Nuages noirs et tempêtes orageuses (de critiques). La météo du gouvernement du Changement ne vit pas de beau climat et de temps clément, en ce moment. C’est la saison des rafales… sans imperméable. La pluie des nominations de proches a douché les espoirs de changement de certains Mauriciens.nes. Ils.elles ont clairement exprimé leur colère et leur déception sur les réseaux sociaux et ailleurs, ces derniers jours. Pas de séance de bronzette au programme ; l’ondée de la désillusion ne semble pas vouloir s’atténuer. Paul Bérenger et Navin Ramgoolam n’ont pas aidé à faire souffler un vent d’apaisement pour faire fuir la morosité ambiante (voir ci-contre). Pourquoi une pratique si usitée (la mise en poste de proches) provoque tant de polémiques. Olivier Précieux et Ashvin Gudday expliquent. Au niveau du Changement, on rappelle que l’action du gouvernement doit s’évaluer dans son ensemble et dans le temps. Par ailleurs, la fille d’Ehsan Juman, Nabiihah Juman, et le gendre de Paul Bérenger, Frédéric Curé, ont décliné les propositions après des jours de polémiques (voir hors-texte) permettant une brise salutaire…

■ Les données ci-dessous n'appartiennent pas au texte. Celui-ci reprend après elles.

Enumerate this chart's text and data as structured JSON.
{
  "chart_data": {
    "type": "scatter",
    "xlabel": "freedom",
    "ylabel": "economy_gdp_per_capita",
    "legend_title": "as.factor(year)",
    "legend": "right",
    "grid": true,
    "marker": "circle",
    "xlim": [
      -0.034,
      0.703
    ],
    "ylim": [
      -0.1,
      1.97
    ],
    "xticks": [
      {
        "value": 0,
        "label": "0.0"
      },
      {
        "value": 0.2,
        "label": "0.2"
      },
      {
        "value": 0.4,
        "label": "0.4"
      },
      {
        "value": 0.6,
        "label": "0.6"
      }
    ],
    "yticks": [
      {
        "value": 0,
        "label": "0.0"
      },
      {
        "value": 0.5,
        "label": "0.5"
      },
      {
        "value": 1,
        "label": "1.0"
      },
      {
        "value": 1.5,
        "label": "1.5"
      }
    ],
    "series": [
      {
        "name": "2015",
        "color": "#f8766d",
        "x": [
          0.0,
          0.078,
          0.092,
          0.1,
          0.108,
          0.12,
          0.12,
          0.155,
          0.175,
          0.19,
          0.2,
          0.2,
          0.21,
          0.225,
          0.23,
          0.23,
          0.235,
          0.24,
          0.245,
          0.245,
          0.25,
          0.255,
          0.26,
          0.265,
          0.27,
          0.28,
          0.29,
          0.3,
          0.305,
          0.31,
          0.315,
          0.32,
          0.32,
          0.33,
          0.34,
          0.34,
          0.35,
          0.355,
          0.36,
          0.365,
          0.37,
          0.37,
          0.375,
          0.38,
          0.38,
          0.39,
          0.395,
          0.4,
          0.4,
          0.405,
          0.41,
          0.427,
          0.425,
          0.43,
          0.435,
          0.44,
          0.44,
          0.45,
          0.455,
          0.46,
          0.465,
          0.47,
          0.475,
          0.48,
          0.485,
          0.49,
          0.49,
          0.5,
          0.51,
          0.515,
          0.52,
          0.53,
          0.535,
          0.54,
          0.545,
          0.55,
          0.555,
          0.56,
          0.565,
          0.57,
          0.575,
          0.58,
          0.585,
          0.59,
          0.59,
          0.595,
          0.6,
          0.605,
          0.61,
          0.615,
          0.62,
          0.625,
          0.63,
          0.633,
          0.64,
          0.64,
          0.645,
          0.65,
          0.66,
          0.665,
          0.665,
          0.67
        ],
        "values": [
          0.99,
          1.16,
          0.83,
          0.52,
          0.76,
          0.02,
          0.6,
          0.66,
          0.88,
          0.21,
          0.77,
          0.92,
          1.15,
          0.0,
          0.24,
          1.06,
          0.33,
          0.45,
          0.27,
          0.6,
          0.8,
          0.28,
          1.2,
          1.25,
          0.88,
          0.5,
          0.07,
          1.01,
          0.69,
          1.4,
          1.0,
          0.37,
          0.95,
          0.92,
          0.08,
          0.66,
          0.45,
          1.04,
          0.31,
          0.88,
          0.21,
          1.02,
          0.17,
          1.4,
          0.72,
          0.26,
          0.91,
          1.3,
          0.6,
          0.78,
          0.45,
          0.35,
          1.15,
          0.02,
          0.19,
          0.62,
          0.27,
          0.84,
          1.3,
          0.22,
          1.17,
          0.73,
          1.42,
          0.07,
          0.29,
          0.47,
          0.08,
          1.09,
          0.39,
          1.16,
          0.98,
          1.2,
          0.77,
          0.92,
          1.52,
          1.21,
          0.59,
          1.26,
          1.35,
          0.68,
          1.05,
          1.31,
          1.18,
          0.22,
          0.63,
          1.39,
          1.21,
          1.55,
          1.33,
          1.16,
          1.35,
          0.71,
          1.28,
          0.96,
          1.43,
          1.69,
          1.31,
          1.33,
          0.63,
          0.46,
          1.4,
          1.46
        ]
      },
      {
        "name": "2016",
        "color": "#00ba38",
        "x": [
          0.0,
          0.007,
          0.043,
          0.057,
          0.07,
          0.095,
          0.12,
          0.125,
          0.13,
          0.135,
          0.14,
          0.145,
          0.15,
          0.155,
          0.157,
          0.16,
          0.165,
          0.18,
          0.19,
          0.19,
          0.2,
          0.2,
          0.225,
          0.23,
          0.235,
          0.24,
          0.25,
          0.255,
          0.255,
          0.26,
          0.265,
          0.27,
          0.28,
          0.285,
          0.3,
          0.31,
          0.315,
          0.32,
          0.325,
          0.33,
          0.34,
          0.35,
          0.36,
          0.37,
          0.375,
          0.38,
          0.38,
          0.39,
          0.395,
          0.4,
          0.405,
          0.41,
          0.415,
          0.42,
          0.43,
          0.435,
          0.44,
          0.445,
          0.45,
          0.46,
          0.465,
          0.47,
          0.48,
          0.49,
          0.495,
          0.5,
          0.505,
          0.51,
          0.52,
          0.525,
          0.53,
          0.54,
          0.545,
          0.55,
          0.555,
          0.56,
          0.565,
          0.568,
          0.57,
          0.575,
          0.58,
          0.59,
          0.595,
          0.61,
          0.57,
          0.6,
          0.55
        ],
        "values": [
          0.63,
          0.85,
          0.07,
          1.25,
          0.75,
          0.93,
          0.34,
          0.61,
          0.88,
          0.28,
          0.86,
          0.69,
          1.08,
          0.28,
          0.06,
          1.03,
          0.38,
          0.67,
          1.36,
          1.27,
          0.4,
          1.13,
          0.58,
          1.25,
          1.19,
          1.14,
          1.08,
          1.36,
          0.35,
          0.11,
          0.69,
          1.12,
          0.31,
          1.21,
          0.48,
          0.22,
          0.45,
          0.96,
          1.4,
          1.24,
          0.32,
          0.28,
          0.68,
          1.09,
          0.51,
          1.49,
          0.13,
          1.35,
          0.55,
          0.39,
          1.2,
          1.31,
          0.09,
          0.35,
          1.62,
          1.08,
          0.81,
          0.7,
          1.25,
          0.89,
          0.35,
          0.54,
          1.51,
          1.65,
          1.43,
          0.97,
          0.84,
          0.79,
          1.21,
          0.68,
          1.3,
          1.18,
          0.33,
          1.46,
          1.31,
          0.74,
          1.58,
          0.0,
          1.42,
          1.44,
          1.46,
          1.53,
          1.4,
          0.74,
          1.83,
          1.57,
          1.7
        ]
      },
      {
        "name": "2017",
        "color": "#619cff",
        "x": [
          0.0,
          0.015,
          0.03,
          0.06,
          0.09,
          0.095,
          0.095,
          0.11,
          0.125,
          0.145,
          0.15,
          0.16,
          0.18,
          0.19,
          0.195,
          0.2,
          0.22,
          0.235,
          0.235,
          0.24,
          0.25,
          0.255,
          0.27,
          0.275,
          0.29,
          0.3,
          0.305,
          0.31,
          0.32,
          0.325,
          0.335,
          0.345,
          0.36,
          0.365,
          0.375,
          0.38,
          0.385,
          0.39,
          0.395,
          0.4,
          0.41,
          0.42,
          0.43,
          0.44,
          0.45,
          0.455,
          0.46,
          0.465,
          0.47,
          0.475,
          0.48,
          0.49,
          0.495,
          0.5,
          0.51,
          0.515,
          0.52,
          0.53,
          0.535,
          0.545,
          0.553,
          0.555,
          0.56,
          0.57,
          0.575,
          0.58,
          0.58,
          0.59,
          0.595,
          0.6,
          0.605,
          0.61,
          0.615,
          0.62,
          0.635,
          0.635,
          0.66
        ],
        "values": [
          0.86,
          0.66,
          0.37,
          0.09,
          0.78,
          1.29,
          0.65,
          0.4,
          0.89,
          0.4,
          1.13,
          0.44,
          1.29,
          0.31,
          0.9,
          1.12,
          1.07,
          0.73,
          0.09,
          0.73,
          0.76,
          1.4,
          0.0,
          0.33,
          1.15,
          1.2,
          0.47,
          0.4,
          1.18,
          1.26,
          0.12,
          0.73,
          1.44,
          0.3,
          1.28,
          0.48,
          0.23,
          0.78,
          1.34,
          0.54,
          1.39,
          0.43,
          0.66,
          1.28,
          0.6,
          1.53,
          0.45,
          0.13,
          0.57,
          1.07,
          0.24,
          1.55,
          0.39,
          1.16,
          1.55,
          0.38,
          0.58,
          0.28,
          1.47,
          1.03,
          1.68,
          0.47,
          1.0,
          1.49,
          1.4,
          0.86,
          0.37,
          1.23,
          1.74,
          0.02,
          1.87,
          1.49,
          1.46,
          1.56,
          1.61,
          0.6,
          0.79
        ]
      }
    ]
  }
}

Cette semaine, le leader du MMM a lancé qu’il n’avait rien à voir avec les nominations, notamment celle de son gendre Frédéric Curé à la tête d’Airport Holdings Ltd, et qu’il ne comprenait pas «l’hystérie». Et le Premier ministre, lui, a osé un : «Al chek bann nominasion MSM apre zot revinn get mwa»… Pour Olivier Précieux, enseignant en sociologie et observateur de la vie politique, ce mauvais temps présage l’arrivée d’un cyclone sur l’alliance gouvernementale : «Les nominations, l’avalanche de critiques, les conférences de presse de Paul Bérenger, le commentaire de Navin Ramgoolam laissent à penser que ça va mal dans le couple électoral. Vivons-nous les prémices d’une cassure ?», se demande-t-il. Le leader du MMM a, lui, précisé lors de son point de presse que tout allait bien entre lui et Navin Ramgoolam : des désaccords, oui, mais pas de nuages à l’horizon.
Rupture
Au-delà de l’avenir de ce gouvernement-Changement qui sera, de toute façon, subi et de la décision des proches du leader du MMM et du député travailliste, comment expliquer que les Mauriciens.nes aient exprimé, aussi fortement, leur indignation face aux nominations. Un mode de «recrutement» qui semble faire partie de la valse post-électorale. Cette-fois, estime Olivier Précieux, «la barre était très haute par rapport aux promesses». L’alliance électorale de Ramgoolam-Bérenger s’est construite sur l’idée d’un changement radical de la façon de procéder. Il était question de rupture, de modification du paradigme du pouvoir. Rezistans ek Alternativ se proposait d’être une conscience, un garde-fou. Et cette modification de la façon de faire de l’exécutif se fait attendre (ou ne se fait pas). Le Constitutional Appointments Committee (pour des nominations dans la transparence) promis en campagne électoral n’est pas encore on.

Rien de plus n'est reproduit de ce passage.